第17話:前日の夜、公爵邸




 私は家族に何も告げず、迎えに来た公爵家の馬車に乗った。

 勿論、ちゃんと執事や私付きのメイドには、公爵家から判定式に行く事を伝えてある。


 10日前に最終確認したドレスは、とても素敵な出来上がりだった。

 マーガレット様は淡い黄色、アイリス様は藤色、私は明るい緑色だった。

 そして名前の花がドレスと同色の糸で刺繍されているのよ。角度によって見えるそれがとても上品で素敵。

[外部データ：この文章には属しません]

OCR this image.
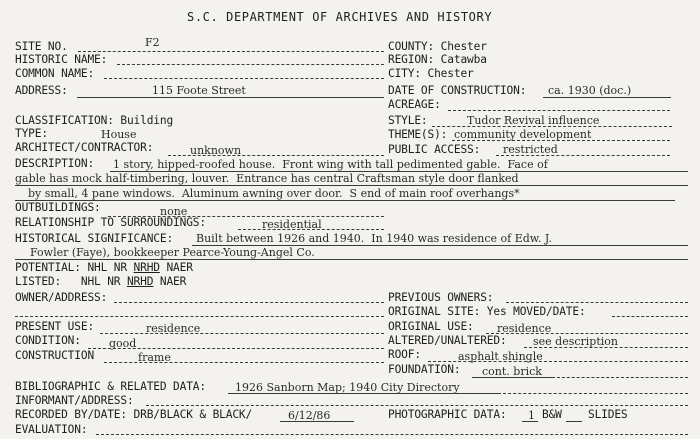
S.C. DEPARTMENT OF ARCHIVES AND HISTORY
SITE NO.	F2	COUNTY: Chester
HISTORIC NAME:	REGION: Catawba
COMMON NAME:	CITY: Chester
ADDRESS:	115 Foote Street	DATE OF CONSTRUCTION: ca. 1930 (doc.)
ACREAGE:
CLASSIFICATION: Building	STYLE:	Tudor Revival influence
TYPE:	House	THEME(S): community development
ARCHITECT/CONTRACTOR:	unknown	PUBLIC ACCESS: restricted
DESCRIPTION: 1 story, hipped-roofed house.  Front wing with tall pedimented gable.  Face of
gable has mock half-timbering, louver.  Entrance has central Craftsman style door flanked
by small, 4 pane windows.  Aluminum awning over door.  S end of main roof overhangs*
OUTBUILDINGS:	none
RELATIONSHIP TO SURROUNDINGS:	residential
HISTORICAL SIGNIFICANCE: Built between 1926 and 1940.  In 1940 was residence of Edw. J.
Fowler (Faye), bookkeeper Pearce-Young-Angel Co.
POTENTIAL: NHL NR NRHD NAER
LISTED:   NHL NR NRHD NAER
OWNER/ADDRESS:	PREVIOUS OWNERS:
ORIGINAL SITE: Yes MOVED/DATE:
PRESENT USE:	residence	ORIGINAL USE: residence
CONDITION:	good	ALTERED/UNALTERED: see description
CONSTRUCTION	frame	ROOF:	asphalt shingle
FOUNDATION: cont. brick
BIBLIOGRAPHIC & RELATED DATA:	1926 Sanborn Map; 1940 City Directory
INFORMANT/ADDRESS:
RECORDED BY/DATE: DRB/BLACK & BLACK/	6/12/86	PHOTOGRAPHIC DATA: 1 B&W SLIDES
EVALUATION:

 まぁ私の場合は花ではなく、葉がメインだけど、それはそれで良い。


 デザインもまるっきり同じではなく、それぞれの体型にあったアレンジも加えてある。

 最高級オーダーメイドの底力を見たわよ。


 マーガレット様のボリューミーなお胸も、アイリス様のスレンダーなスタイルも、最高に活かされてるのに、お揃いだとわかるのよ?凄いわ。

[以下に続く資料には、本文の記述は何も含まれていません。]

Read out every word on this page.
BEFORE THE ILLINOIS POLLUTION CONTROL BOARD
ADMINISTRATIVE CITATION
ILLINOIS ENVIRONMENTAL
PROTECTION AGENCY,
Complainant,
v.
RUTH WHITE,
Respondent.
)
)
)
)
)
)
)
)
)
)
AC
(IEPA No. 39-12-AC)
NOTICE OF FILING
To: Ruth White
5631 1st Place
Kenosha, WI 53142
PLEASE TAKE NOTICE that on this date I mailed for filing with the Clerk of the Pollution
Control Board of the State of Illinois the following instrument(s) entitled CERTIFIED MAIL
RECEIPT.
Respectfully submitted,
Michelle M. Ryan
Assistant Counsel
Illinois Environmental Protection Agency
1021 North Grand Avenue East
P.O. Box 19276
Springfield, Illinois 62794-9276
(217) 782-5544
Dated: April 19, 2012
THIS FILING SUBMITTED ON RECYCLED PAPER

 私は所謂いわゆる均整の取れたスタイルなので、基本デザインとされた。

 それも間違いなく素敵なんだけどね!

 明日着るのが楽しみだわ。




「まぁ!そんな事を言われたの?」

 私は昼食の席で言われた事を、二人に余す事無く話した。

「あら、ではうちに養子にいらっしゃいな」

「うちでも良いわよ」

 オホホホホ、と笑う二人の目は笑っていない。


「でも、お二人共王家に輿入れしてしまうでしょう?」

 養子に入っても、頻繁に会えないなら意味無いわ。

「あら、私は辺境伯に嫁ぐのよ」

 アイリス様が言う。

「私は王家は王家でも、隣国の第二王子よ」

 マーガレット様まで、予想外な事を!

「まだ、内緒ね」

 どうやら政治的な何かがあるらしい。


「そうだわ、私の嫁ぎ先の辺境伯へ養子に入って、隣国の辺境伯へお嫁に行きなさいよ!」

 はい!?

「良いわね、それ。そうしたら三人でずっと一緒に過ごせるわ」

 えぇえ!??



 アイリス様の嫁ぐ辺境伯領とマーガレット様が嫁ぐ第二王子の領地は隣接しているそうだ。

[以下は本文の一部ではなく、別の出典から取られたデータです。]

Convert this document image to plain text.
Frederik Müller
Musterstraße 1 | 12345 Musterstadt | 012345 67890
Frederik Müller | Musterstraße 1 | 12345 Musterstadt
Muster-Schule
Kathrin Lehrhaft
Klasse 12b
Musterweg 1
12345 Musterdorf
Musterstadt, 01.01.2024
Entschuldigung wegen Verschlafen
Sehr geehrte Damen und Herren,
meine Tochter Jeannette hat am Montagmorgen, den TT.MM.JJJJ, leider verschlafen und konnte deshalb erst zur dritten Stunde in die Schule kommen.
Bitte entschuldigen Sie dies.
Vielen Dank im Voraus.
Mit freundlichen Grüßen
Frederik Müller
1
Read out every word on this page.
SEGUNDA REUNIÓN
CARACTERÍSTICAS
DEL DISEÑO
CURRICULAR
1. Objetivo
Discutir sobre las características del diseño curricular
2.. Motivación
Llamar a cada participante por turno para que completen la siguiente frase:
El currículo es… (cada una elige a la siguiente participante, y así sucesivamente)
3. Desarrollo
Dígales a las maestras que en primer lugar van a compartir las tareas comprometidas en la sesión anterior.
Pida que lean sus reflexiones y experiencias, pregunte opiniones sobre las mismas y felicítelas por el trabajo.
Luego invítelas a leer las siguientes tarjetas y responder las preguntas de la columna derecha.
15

 そしてその2つと接しているもう一つの領地が、隣国の辺境伯領らしい。

 その辺境伯の後継と二人の隠れた婚約者も仲が良く、花嫁募集中との事。


 ちょっとその気になってきている私がいた。

 どうせこのまま実家にいても、良い条件の結婚相手が見つかるとは思えないし、下手すると金持ちの後妻とか、訳あり男に嫁がされそうだしね。